Les médecins italiens se souviennent de la nuit qui a déclenché le premier isolement en Europe

Il y a un an, Laura Ricevoti et Annalisa Malara, deux médecins de l'hôpital de Codagno, en Italie, ont découvert que quelque chose de différent se passait avec un patient en soins intensifs. Leur décision de traiter cette affaire a entraîné une situation d'urgence nationale, puisqu'ils ont identifié le premier cas [...]
Il y a un an, Laura Ricevoti et Annalisa Malara, deux médecins de l'hôpital de Codagno, en Italie, ont découvert que quelque chose de différent se passait avec un patient en soins intensifs.
Leur décision de traiter cette affaire a entraîné une situation d'urgence nationale, puisqu'ils ont identifié le premier cas de Coronavirus dans ce domaine, ce qui a par la suite déclenché le premier isolement en Europe.
Un homme de 38 ans en bonne santé, connu sous le nom de Mattia, son prénom, ou “patient a”, est allé dans un monde avec une forte fièvre, toux et problèmes respiratoires.
Le 18 février 2020, il avait refusé de mentir à l'hôpital, alors il n'avait reçu que des antibiotiques et était rentré chez lui.
Plus tard dans la journée, il est revenu à une position plus sérieuse et a commencé l'oxygénothérapie.
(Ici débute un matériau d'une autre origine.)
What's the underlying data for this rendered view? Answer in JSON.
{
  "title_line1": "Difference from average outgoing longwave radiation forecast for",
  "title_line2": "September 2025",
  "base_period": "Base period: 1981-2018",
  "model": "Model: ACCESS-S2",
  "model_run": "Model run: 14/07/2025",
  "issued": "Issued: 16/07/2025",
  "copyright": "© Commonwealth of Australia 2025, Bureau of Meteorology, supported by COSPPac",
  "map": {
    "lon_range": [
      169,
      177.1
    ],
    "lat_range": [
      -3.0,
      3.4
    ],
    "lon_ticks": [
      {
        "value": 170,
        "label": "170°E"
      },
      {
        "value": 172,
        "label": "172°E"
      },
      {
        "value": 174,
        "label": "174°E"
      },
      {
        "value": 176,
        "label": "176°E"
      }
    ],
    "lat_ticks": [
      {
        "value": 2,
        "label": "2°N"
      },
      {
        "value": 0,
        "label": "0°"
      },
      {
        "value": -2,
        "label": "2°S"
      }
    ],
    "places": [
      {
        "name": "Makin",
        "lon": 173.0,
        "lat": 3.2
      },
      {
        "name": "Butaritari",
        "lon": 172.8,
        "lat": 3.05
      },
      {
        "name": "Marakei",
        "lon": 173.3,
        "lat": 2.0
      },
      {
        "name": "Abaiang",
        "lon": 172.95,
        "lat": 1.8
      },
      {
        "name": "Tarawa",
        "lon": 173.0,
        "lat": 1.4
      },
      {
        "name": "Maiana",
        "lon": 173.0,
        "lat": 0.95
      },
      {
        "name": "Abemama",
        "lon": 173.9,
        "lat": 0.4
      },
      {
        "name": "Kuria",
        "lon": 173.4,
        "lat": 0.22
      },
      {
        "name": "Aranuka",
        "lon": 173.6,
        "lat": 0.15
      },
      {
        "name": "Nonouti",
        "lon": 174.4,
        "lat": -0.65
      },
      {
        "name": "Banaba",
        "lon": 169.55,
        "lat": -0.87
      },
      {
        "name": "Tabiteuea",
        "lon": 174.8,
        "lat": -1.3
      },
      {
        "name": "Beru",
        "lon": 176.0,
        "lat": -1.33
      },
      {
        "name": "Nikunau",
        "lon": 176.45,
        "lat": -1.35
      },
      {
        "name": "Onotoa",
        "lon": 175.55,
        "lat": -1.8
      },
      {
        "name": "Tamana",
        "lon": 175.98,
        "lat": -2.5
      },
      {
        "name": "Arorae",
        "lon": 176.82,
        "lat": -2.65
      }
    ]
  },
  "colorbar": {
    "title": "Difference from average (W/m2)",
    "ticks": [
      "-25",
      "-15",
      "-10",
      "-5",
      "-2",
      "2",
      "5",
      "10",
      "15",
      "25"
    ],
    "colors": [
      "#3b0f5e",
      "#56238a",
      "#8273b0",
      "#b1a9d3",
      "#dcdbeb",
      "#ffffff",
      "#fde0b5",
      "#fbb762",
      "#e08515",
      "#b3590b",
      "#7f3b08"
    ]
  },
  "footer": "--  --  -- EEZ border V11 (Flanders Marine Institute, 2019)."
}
Deux jours plus tard, la femme de Mattias a dit aux médecins qu'il y a quelques semaines, il dînait avec des collègues chinois.
Mais Mattia ne satisfaisait pas aux critères pour les tests obligatoires pour les coronaires, parce qu'elle n'était pas personnellement en Chine.
J'ai dû expliquer plusieurs fois pourquoi je voulais être testé pour le coronaire”, Malara, 39.
“Le projet Malara et moi avons décidé de rompre le protocole”, rappelle Ricevati.
Ils ont pris le test et envoyé des échantillons à Milan.
À 9 h 30, le téléphone a été entendu. Le test était positif.
On ne pouvait pas le croire. Nous pensions que c'était un problème très lointain avec la Chine, mais il était là avec nous, et pas seulement le 20 février, mais peut-être même plus tôt, a dit Ricevoti, 44 ans.
Dans les jours à venir, Cogodno, une ville de 15 000 habitants, a été renvoyée à “, dont le siège est “, la première zone rouge” isolée en Europe.
Au départ, j'espérais que le virus serait limité à quelques”, a dit Malara.
Mais après quelques heures, beaucoup de personnes sont venues aux urgences avec les mêmes symptômes, et après quelques jours, il était clair que le virus s'était propagé à la population”.
Depuis, 95 000 personnes sont mortes en Italie de la maladie de COVID-19, ce qui fait des coronaires le chiffre le plus élevé d'Europe après la Grande-Bretagne et le septième sur la liste mondiale.
Les deux femmes traitent encore des patients atteints de COVID-19.
Voilà notre mission. On ne peut pas se retirer.
De jour en jour, nous avançons, nous faisons face aux difficultés et aux changements qui viennent avec la vie... il faut une grande puissance physique et mentale”, dit-elle entre autres.